Millennials may have fewer credit cards in their wallets than their parents, but they're using them just as actively, especially older millennials. According to credit researcher Experian, millennials' use of credit cards is 37%, which is essentially the same as generation X, and according to creditcards.com, older millennials use their credit cards more than Americans of any age. Those are worrisome findings because if millennials fail to understand the risks credit cards pose, then they could end up falling short of important financial goals later on.
Millennials are the most tech-savvy generation, but they've got some catching up to do when it comes to their finances.
According to Experian, 71% of millennials feel confident about their knowledge about finances, yet roughly a third of millennials have no idea what their credit score is and 67% don't understand how their credit score is calculated.
Those numbers suggest millennials might be shocked by the financial reality facing them. On average, millennials underestimate the amount of debt their peers are saddled with and overestimate their credit score.

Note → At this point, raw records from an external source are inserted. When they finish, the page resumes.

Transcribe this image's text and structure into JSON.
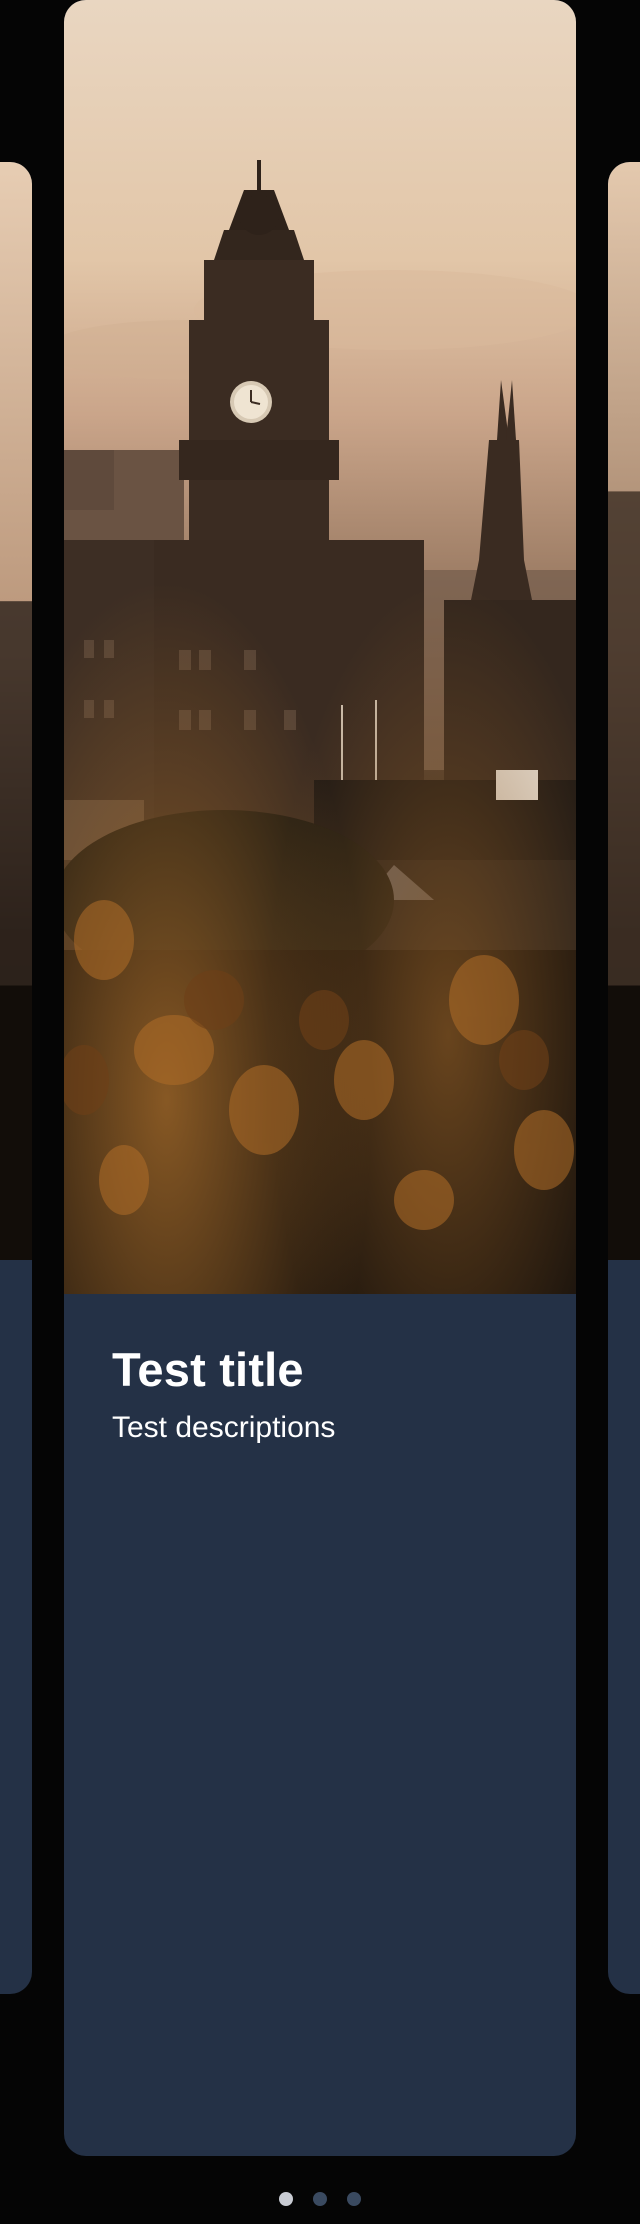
{
  "carousel": {
    "cards": [
      {
        "title": "Test title",
        "description": "Test descriptions",
        "image_alt": "city-skyline-photo"
      }
    ],
    "pagination": {
      "total": 3,
      "active_index": 0
    }
  },
  "colors": {
    "background": "#050505",
    "card": "#243146",
    "dot_active": "#c9ccd3",
    "dot_inactive": "#3a4a60"
  }
}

Experian found that the average millennial has $52,000 in debt and a credit score of 625 while millennials guessed their peers had $26,600 in debt and an average credit score of 654.

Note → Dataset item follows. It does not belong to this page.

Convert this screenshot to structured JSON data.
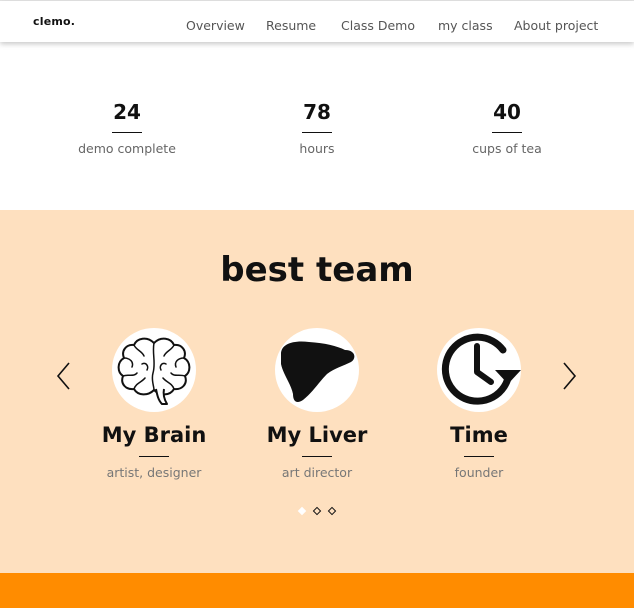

Student loans account for a lot of millennial debt, but credit cards account for more of it. That's a problem because interest rates on newly issued credit cards are at five-year highs. According to creditcards.com, the average low rate on a new card eclipsed 15% earlier this summer. Since the Federal Reserve is debating boosting rates that can be used to determine credit card interest rates, millennials may end up paying more in interest on their credit card debt than any other generation.

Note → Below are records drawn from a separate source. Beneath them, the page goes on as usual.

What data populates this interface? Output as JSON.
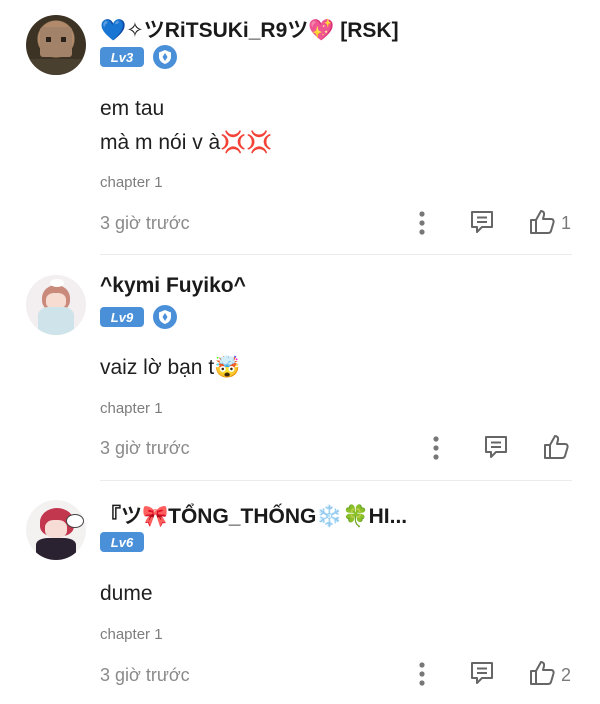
{
  "comments": [
    {
      "username": "💙✧ツRiTSUKi_R9ツ💖 [RSK]",
      "level": "Lv3",
      "lines": [
        "em tau",
        "mà m nói v à💢💢"
      ],
      "chapter": "chapter 1",
      "time": "3 giờ trước",
      "likes": "1"
    },
    {
      "username": "^kymi Fuyiko^",
      "level": "Lv9",
      "lines": [
        "vaiz lờ bạn t🤯"
      ],
      "chapter": "chapter 1",
      "time": "3 giờ trước",
      "likes": ""
    },
    {
      "username": "『ツ🎀TỔNG_THỐNG❄️🍀HI...",
      "level": "Lv6",
      "lines": [
        "dume"
      ],
      "chapter": "chapter 1",
      "time": "3 giờ trước",
      "likes": "2"
    }
  ],
  "icons": {
    "more": "more-vertical-icon",
    "reply": "reply-comment-icon",
    "like": "thumbs-up-icon",
    "shield": "shield-badge-icon"
  },
  "colors": {
    "badge": "#4a90d9",
    "muted": "#8a8a8a"
  }
}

Millennials' credit card habits may also be unintentionally putting them behind on their retirement savings. An annual survey by the Employee Benefits Research Institute finds that 75% of workers between age 25 and 34 have less than $25,000 saved for retirement, or less than half the amount that Fidelity Investments suggests people have socked away in their 30s.
If you're a millennial who's falling behind on your retirement savings because of debt, there's no time like now to make changes to your spending and saving habits.
Thanks to compound interest -- or interest on interest year in and year out -- every extra dollar set aside now can make a big difference in the value of your retirement savings down the road. Investing money for retirement when you're younger also saves you from having to make tough budget decisions when you're older.
For example, a 25-year-old can accumulate $1 million by age 65 by contributing less than $500 per month to an account that earns a hypothetical average 7% return annually. However, if they wait until 40 to start saving, then they would need to contribute over $1,300 per month to reach that same million-dollar target by age 65.
Since people of all ages tend to spend more money when they use credit cards instead of cash, it's critical to budget monthly spending for discretionary purchases, such as restaurants or trips, and to review credit card spending monthly to make sure you're sticking to those limits. It can also help to begin embracing cash over credit and to educate yourself more about money, debt, and credit scores. By understanding fully how credit can help and hurt you, you might be able to avoid a cash crunch when you get into your 40s and beyond.